H.R. 1406 the “Working Families Flexibility Act of 2013” allows employers to offer their employees paid time off instead of overtime pay, if the employee agrees to it.
The Fair Labor Standards Act of 1938 established rules for company owners to prevent mistreatment and general screwing over of their workers. This law was responsible for, among other things, prohibiting child labor, the minimum wage, and guaranteed time-and-a-half overtime payments.
The Working Families Flexibility Act changes the rules regarding guaranteed overtime payments.
Section 2: Adds a new section to the Fair Labor Standards Act of 1938. The new section says:
(s) Compensatory Time Off for Private Employees
(1) Instead of direct time-and-a-half payment of overtime pay, an employee will be allowed to be given time-and-a-half in paid time-off.
- This is only allowed if allowed by applicable collective bargaining agreements.
- The boss and employee agree to this arrangement in writing before the overtime work is performed.
- The employee must accept this arrangement voluntarily and must not be forced into it by the terms of their employment.
- To receive time-off instead of overtime pay, the employee must have worked at least 1,000 hours for the boss in the year before agreeing to the time off arrangement or taking the time-off (that’s about 20 hours per week).
(2) Hour Limit
- The employee cannot accrue more than 160 hours (four weeks) of overtime time-off.
- By January 31st of each year, the boss must pay the employee for any overtime time-off that they didn’t take in the previous year.
- The boss is allowed to choose to pay the employee for overtime over 80 hours after giving the employee 30 days notice, which is not required to be in writing.
- The boss will be allowed to cancel the time-off arrangement by giving employees 30 days notice, which is not required to be in writing.

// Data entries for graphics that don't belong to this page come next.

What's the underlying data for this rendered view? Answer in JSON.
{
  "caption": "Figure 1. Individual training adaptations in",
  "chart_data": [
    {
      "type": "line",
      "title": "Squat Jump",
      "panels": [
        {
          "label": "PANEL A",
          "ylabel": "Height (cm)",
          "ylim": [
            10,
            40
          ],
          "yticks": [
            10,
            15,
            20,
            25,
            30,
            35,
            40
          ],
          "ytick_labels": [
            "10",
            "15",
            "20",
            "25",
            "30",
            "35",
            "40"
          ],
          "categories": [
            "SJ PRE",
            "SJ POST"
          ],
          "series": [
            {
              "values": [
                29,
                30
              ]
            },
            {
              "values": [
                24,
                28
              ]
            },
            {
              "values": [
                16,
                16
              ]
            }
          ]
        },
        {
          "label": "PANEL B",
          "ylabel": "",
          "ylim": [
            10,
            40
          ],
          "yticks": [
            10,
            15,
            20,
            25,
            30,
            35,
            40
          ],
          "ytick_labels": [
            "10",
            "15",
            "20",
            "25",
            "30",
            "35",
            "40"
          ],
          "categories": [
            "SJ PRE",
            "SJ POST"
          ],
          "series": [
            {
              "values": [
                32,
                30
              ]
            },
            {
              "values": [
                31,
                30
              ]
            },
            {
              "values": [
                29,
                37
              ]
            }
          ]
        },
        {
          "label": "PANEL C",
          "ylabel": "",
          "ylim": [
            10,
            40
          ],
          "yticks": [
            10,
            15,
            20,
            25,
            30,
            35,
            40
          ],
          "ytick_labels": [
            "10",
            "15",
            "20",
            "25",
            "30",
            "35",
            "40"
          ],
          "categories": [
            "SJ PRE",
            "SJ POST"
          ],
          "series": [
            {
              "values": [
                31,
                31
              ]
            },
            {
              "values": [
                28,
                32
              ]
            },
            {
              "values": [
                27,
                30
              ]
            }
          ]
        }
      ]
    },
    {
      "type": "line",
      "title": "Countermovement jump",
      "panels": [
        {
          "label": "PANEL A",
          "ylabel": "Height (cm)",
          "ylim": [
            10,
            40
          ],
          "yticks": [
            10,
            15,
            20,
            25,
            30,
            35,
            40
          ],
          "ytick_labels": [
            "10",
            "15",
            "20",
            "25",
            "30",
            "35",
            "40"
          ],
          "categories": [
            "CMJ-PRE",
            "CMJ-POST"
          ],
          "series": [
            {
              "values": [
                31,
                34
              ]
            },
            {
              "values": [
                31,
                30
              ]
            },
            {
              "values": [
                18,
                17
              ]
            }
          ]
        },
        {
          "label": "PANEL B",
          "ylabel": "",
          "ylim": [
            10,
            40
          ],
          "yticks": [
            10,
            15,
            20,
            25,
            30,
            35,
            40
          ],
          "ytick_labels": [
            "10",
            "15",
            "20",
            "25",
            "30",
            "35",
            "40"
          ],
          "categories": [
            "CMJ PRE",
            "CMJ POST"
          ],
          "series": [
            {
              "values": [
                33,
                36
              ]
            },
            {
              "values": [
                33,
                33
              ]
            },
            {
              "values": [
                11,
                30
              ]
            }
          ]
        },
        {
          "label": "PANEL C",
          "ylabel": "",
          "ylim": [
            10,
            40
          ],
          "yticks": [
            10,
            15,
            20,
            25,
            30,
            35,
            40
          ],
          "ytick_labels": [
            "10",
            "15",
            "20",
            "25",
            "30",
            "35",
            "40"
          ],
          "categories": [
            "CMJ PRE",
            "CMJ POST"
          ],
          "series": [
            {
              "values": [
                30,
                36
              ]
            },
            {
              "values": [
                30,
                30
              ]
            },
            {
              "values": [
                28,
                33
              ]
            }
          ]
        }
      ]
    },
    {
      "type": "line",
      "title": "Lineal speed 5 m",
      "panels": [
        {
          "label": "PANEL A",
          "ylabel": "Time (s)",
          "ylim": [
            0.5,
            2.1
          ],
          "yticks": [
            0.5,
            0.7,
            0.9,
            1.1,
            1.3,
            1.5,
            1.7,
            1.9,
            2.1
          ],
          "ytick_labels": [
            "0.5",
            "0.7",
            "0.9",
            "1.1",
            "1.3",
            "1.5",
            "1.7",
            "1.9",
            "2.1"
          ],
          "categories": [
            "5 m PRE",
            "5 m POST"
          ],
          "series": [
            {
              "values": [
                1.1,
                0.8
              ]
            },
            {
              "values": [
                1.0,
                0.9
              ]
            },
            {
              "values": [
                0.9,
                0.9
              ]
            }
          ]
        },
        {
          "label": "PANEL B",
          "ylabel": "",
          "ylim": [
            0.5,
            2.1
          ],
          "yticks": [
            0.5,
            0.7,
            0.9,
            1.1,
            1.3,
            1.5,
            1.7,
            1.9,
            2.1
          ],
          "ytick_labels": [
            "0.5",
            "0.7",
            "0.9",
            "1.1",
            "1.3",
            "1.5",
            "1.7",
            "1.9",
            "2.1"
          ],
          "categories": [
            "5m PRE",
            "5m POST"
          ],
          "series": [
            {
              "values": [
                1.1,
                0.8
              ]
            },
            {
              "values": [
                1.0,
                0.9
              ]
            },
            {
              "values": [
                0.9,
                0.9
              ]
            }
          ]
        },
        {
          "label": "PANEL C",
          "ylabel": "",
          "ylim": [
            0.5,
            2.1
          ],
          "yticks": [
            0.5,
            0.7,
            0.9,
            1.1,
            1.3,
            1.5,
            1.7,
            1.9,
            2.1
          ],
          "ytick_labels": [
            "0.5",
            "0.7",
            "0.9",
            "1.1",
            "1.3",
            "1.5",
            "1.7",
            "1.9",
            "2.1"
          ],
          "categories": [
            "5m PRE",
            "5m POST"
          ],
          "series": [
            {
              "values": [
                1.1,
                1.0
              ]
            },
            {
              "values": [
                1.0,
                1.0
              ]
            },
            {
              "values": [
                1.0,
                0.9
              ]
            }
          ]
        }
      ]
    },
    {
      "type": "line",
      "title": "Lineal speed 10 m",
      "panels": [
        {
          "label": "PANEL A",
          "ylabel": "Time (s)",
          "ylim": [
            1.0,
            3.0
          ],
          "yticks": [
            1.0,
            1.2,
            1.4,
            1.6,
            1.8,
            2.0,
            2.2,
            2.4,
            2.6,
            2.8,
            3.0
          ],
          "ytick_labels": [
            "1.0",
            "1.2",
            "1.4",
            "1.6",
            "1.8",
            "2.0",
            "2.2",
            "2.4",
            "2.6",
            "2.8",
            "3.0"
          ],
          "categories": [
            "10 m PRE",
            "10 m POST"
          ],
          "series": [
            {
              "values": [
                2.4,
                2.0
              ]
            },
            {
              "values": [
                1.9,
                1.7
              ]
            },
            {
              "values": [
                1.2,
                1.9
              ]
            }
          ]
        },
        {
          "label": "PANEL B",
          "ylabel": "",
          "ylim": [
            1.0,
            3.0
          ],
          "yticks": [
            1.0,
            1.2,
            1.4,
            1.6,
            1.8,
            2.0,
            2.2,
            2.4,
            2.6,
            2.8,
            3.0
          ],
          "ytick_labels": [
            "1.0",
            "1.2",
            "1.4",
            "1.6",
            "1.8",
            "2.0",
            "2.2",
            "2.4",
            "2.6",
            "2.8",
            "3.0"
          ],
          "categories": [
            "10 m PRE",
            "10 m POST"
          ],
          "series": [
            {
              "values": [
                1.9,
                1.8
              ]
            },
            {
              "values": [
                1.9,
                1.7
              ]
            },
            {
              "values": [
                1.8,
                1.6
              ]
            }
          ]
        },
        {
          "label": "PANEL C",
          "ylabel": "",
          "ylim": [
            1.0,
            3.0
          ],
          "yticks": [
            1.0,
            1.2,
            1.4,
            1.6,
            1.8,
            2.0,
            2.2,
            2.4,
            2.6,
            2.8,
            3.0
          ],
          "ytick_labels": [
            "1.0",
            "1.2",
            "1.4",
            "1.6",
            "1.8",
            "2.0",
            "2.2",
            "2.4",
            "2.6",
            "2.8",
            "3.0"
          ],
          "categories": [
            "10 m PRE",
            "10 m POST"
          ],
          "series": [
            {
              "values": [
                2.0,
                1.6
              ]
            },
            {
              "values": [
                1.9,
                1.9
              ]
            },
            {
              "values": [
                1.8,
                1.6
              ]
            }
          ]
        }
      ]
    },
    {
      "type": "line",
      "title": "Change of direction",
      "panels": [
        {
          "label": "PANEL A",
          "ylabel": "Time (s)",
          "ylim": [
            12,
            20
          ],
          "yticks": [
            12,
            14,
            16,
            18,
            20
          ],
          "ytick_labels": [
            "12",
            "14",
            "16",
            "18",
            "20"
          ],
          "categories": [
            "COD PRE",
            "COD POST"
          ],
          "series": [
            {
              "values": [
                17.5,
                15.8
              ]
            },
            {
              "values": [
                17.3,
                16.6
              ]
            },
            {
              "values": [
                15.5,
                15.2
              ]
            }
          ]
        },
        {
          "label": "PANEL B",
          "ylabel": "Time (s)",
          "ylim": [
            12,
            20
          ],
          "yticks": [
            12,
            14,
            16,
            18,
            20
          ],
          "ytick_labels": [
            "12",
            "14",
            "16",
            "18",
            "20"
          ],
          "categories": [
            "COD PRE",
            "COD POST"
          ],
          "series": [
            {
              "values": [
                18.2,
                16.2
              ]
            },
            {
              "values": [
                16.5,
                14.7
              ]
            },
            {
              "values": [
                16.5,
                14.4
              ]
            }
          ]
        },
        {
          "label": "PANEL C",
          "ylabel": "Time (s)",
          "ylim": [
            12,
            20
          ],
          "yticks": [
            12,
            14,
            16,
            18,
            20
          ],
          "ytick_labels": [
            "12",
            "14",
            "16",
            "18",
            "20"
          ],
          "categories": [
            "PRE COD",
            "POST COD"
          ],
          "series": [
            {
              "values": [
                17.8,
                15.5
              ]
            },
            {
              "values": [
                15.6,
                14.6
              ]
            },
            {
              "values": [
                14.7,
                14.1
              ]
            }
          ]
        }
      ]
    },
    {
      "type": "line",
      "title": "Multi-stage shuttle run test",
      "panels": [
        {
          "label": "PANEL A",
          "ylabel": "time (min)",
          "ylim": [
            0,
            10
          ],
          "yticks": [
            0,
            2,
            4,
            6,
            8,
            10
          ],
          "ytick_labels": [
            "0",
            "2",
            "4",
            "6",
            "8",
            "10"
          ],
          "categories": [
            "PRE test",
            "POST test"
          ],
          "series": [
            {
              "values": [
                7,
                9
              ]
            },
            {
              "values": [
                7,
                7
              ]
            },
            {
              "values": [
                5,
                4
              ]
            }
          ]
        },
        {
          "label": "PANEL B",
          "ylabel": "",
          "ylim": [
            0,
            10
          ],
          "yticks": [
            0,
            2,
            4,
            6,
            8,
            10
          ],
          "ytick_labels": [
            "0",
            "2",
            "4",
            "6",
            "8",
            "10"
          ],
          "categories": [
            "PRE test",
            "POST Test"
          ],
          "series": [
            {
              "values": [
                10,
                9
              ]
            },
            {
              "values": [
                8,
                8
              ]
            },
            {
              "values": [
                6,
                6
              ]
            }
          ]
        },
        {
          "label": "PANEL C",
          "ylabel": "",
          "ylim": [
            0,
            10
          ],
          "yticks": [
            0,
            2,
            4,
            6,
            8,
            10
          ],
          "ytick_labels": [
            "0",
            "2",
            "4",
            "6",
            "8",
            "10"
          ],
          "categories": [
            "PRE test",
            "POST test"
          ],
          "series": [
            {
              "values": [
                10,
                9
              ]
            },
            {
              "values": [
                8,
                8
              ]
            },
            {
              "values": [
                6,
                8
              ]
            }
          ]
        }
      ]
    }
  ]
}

- The employee will be allowed to cancel the time-off arrangement at any time. They can request payment for their accrued time-off in writing and the boss must give it to them within 30 days.
(4) Rules for the Boss
- The boss is not allowed to “intimidate, threaten, or coerce” an employee in order to get them accept a time-off instead of payment arrangement.
- The boss is not allowed to require an employee to use their time-off.
- Breaking this rule will result in the boss having to pay the employee their overtime pay plus damages. (Section 3)
(5) End of Employment
- The employee must be paid for their unused accrued overtime time-off when they leave the company, regardless of whether they quit or were fired.
(6) Pay Rate
- The employee must be paid at least the rate they were making at the time they accrued the overtime time-off or their final pay rate, whichever is higher.
(7) Use of Time-Off
- An employee who wants to use their accrued overtime time-off “shall be permitted by the employee’s employer to use such time within a reasonable period after making the request if the use of the compensatory time does not unduly disrupt the operations of the employer.”
Section 5: The bill expires five years after it’s signed into law.
Support and Opposition
In general, organizations of owners are supporting this bill while organizations of workers and unions are opposing the bill.
H.R. 1406 passed the House of Representatives on Wednesday, May 8th. It now moves into the Senate where it will die.